Membicarakan pendidikan, saya selalu teringat dengan ilustrasi di gambar ini yang konon diinspirasi oleh quote dari Einstein (gambar diambil dari google).
Ya seperti itulah pendidikan kita sekarang. Anak cenderung diwajibkan mencapai standar yang sama. Anak pintar adalah anak yang jago matematika, sains, dan mata pelajaran semacamnya. Sisanya, ya anak bodoh.

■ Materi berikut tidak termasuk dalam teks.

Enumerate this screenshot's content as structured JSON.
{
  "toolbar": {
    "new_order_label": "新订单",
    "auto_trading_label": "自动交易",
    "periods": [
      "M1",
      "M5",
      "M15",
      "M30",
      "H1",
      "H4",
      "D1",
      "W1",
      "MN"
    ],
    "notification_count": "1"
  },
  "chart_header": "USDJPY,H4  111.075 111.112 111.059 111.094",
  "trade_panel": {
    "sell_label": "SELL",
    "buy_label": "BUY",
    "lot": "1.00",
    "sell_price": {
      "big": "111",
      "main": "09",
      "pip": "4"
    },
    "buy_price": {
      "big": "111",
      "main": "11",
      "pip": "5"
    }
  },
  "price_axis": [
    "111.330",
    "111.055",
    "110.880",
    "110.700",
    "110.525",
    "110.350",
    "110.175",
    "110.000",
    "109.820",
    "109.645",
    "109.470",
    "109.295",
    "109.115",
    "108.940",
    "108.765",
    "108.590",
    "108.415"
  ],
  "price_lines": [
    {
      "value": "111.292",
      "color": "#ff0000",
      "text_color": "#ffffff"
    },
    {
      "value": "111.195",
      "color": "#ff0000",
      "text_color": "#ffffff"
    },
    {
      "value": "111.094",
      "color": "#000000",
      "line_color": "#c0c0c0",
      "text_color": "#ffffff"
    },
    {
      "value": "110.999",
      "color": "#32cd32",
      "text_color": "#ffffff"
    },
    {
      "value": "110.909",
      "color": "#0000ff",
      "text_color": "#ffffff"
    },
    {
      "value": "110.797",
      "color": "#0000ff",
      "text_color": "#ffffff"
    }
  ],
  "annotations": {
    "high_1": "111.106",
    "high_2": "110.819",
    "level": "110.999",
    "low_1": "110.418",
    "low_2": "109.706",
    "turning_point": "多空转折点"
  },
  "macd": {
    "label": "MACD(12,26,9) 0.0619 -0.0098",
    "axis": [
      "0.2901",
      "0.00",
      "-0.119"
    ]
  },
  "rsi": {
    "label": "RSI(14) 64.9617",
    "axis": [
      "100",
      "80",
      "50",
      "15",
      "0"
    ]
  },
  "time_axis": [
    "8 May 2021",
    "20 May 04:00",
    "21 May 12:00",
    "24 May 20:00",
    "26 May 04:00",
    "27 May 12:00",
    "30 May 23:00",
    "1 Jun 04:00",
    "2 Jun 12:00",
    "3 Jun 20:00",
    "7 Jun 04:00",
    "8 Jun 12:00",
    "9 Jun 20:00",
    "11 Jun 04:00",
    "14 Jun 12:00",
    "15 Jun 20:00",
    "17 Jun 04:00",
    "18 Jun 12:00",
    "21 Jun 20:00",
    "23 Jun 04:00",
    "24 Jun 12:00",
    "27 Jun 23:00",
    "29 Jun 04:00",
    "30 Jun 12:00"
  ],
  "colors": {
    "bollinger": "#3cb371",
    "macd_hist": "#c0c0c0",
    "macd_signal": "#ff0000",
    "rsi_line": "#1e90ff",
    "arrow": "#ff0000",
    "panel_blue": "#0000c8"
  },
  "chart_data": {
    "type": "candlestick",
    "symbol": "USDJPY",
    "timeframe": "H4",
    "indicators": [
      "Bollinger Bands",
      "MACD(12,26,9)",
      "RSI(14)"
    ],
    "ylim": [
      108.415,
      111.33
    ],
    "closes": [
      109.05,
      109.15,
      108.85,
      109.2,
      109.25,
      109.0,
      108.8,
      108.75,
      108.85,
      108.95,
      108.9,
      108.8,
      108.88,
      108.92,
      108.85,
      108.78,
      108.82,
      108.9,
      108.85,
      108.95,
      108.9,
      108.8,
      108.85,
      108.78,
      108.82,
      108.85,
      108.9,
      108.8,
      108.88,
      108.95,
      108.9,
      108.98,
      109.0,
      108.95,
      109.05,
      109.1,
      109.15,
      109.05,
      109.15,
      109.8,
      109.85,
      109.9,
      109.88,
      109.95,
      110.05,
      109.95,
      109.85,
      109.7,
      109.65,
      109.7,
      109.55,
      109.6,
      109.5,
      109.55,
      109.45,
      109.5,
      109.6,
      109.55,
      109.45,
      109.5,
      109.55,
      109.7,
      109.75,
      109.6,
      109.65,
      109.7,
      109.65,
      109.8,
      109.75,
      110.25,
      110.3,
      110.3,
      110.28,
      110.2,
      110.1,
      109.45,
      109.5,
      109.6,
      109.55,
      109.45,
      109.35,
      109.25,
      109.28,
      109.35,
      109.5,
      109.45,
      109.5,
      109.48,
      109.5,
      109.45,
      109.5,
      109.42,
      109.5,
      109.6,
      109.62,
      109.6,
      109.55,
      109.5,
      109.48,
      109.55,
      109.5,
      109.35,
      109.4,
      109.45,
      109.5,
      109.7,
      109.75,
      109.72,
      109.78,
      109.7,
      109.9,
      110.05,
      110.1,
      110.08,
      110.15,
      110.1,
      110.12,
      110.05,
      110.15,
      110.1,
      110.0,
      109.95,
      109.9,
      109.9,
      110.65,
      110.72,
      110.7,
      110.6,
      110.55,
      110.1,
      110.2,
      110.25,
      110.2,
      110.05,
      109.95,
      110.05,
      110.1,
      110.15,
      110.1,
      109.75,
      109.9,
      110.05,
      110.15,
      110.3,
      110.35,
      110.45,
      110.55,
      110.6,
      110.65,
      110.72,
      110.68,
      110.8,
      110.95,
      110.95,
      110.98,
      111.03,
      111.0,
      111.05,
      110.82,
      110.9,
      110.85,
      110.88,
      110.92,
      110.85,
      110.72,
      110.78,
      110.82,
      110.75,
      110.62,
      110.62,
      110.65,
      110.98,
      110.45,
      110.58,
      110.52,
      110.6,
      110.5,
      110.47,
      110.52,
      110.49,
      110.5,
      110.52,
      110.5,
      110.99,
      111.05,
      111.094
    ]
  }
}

Menyedihkan sekali bukan?
Saya jadi mau berbagi mengenai satu sekolah yang menurut saya memiliki kurikulum dan metode yang cocok dengan kriteria pendidikan abad 21. Ini berdasarkan pengalaman nyata, dan apa yang saya lihat jauh sekali dibanding pendidikan konvensional yang saya dapat waktu kecil dulu.
Tidak Ada Ranking di Kelas
Sekolah ini tidak lagi menerapkan peringkat ranking di kelas. Setiap anak dianggap sebagai individu yang unik yang berbeda-beda, karena itu tidak bisa disamaratakan pencapaian dan cara belajarnya. Penerapan ranking sama saja artinya menerapkan standarisasi yang sama ke semua anak.

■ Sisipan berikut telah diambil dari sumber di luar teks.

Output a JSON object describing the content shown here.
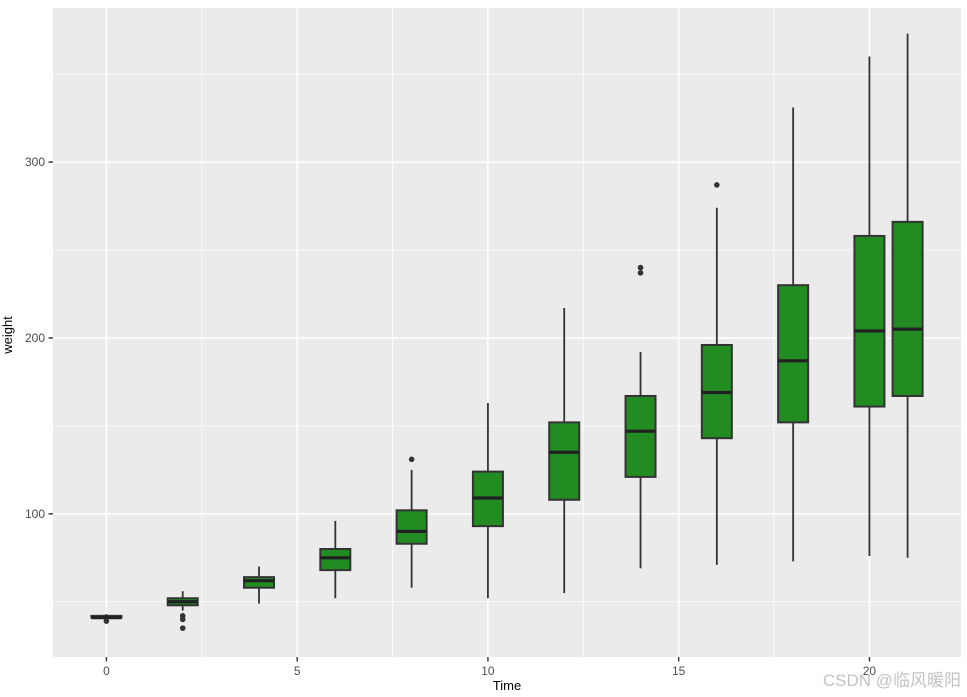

Melatih Murid Untuk Berpikir
Anak dididik untuk mengutarakan pendapat dan berpikir, bukan sekedar didikte untuk menguasai hapalan dan rumus-rumus dari guru. Yang ditanamkan kepada anak adalah kemampuan untuk memahami konsep dan berpikir secara kritis. Anak dididik untuk menjadi pembelajar (life long learner), bukan hanya sekedar menghapal dan menguasai materi yang diberikan.
Tidak Ada Ulangan, Masa Ujian Tengah Semester / Ujian Akhir Semester
Penilaian murid bukan didasarkan pada tes-tes atau ujian akademik tertulis semata. Tidak ada yang namanya ulangan harian, masa ujian tengah semester, atau masa ujian akhir semester.
Jika tidak ada ulangan dan masa ujian khusus, lalu bagaimana guru menilai murid? Dan bagaimana anak jadi termotivasi untuk belajar jika bukan untuk menghadapi masa ujian?
Justru di sinilah kelebihannya. Ulangan dan ujian hanya akan membuat anak berusaha belajar untuk mencapai tujuan jangka pendek yaitu mendapat nilai yang bagus pada saat ujian. Setelah ujian, lupakan saja. Ujian-ujian seperti itu juga kerap memicu tingkat stres anak (dan kadang juga orang tua).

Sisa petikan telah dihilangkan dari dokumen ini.